Account Based Marketing

How to Measure ABM Success

So your company is moving forward with account-based marketing (ABM), and you’re planning to launch your first set of campaigns. Exciting! But I bet you’re a little overwhelmed with all the ideas your team has in store. You’re talking about running ads alongside web personalization, strategic SDR email touches tied to direct mailers, and everything in between.

While great ideas and proper execution are crucial, it’s important to take a step back to define what ABM success would look like at your organization. What are your main objectives? What are your priMary KPIs? How will you know when to scale back or ramp up your different aspects of the program?

Common Demand Gen KPIs

Before we jump into unwrapping the goodness that leads to measuring a successful account-based marketing campaign, we figured we’d share a little background on the traditional standards of measurements that many marketing departments use.

  • Web traffic - Identify where your traffic is coming from. Watch for lifts in sessions, pages/sessions, average session duration, and specific goals.
  • Email activity - Track email opens and click-through-rates (CTRs).
  • Display ads - Look at ad impression and CTRs.
  • Social engagement - Tally up reach, likes, and follows.
  • Content downloads - Pay attention to high-performing content. It’ll help you understand what resonates best with your prospects and customers. If your content is gated, count the leads each piece generates and build nurture cadences.
  • Events - How many people did you talk to? How many emails did you collect, and how many of them were in target?
  • Leads - The more emails you collect, the more interest you’re generating, and the more you’re getting your name out there.

These KPIs aren’t necessarily wrong, but they also aren’t measuring the impact of marketing campaigns on revenue. With ABM, we’re introducing a new set of metrics that track account progression across the purchase journey. Account-based marketing metrics show when campaigns drive pipeline and revenue numbers, enabling marketers to take a more well-rounded approach to evaluating success.

Measuring Success in ABM

ABM metrics are about both quantity and quality. When you’re evaluating the success of an ABM campaign, you should be asking yourself, ‘How many of the right prospects at the right accounts did I engage?’ Rather than looking at web activity and CTRs for just anyone, focus on driving engagement within your target accounts.

To properly measure account-based marketing, you need to assess target account progression during the entire purchase journey. This enables you to take a broader view and quantify the impact of your campaigns on your bottom line. By doing so, you’re able to see dollars contributed to pipeline and revenue from campaigns aimed at target accounts.

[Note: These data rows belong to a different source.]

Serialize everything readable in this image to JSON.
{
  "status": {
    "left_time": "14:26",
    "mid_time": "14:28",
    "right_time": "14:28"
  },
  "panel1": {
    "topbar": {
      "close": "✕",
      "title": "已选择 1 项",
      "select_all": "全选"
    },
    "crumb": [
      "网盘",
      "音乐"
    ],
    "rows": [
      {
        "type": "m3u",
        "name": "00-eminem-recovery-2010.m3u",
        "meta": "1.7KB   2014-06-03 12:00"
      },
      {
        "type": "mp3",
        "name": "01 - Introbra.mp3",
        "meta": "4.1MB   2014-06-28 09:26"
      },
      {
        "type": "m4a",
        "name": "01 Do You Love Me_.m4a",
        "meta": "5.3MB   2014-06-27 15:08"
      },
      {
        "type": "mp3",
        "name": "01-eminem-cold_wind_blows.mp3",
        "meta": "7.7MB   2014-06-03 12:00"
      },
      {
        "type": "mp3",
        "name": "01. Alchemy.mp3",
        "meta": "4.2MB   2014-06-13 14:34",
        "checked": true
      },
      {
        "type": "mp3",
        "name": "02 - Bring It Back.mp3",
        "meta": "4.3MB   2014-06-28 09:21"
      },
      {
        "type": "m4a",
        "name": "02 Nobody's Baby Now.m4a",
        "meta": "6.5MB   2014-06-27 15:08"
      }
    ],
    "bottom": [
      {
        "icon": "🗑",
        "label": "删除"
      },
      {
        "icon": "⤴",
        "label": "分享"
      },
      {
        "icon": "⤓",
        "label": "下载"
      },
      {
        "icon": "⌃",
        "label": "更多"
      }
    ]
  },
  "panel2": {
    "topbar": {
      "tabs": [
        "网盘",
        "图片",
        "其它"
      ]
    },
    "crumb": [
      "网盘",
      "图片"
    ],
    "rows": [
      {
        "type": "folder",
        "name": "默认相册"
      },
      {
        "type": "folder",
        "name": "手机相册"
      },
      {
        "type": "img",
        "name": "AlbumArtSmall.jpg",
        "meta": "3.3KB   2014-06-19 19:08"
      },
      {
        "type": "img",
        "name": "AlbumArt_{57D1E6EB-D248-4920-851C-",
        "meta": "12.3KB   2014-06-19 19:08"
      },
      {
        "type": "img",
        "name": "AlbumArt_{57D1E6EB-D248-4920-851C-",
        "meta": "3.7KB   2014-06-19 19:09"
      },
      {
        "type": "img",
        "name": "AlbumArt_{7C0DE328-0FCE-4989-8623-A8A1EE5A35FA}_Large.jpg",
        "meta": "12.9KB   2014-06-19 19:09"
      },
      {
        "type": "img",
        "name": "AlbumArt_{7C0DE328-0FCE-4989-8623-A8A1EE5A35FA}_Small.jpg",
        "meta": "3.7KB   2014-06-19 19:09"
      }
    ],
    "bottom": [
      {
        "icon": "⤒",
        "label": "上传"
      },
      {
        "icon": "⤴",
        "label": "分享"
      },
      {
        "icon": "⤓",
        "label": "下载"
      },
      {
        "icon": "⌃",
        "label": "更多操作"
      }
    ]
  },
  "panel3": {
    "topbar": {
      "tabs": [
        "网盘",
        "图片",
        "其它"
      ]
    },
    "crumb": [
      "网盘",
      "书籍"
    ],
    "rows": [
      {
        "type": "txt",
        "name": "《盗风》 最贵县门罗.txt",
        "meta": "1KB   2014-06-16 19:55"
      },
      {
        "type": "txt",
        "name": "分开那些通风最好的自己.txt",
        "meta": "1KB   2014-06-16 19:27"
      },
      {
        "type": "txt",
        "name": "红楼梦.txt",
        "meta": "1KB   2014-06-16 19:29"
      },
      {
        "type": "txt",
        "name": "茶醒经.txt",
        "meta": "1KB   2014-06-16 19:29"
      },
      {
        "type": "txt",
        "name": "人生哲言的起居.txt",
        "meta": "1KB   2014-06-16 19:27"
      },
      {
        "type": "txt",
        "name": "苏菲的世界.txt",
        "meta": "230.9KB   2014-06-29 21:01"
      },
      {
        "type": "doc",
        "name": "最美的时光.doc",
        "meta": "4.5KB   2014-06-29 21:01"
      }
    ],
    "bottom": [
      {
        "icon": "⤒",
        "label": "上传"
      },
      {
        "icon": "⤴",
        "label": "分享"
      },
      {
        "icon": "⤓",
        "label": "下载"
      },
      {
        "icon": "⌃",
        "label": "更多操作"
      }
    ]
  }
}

Stages in account progression:

  • Unengaged - Individuals that haven’t been to your website and haven’t engaged with any of your content.
  • Engaged - This includes people who have visited your site, downloaded your content, and/or clicked on your ad, meaning they are interested in your product or services and are a potential customer. Targeted ads and web personalization campaigns are the best way to keep your brand in front of this group of people.
  • Marketing Qualified Account (MQA) - This is based on account scores and shows the engagement of all stakeholders within an account, not just an individual. With an ABM tool, you can aggregate all types of activities into one score such as engagement in email campaigns, ad impressions, third party intent, and web content. Within an ABM tool, marketers can set an MQA threshold that indicates when that account is ready to talk to sales.
  • Pipeline - This refers to open opportunities in CRM of individuals that have already engaged with the sales team.
  • Won - Congratulations, the prospect has become a customer!

So you see, ABM isn’t about counting the number of leads you have but rather assessing their value to pipeline. By shifting your measurements of success you gain better visibility into what target accounts should be nurtured and how to properly engage with them to convert prospects into clients.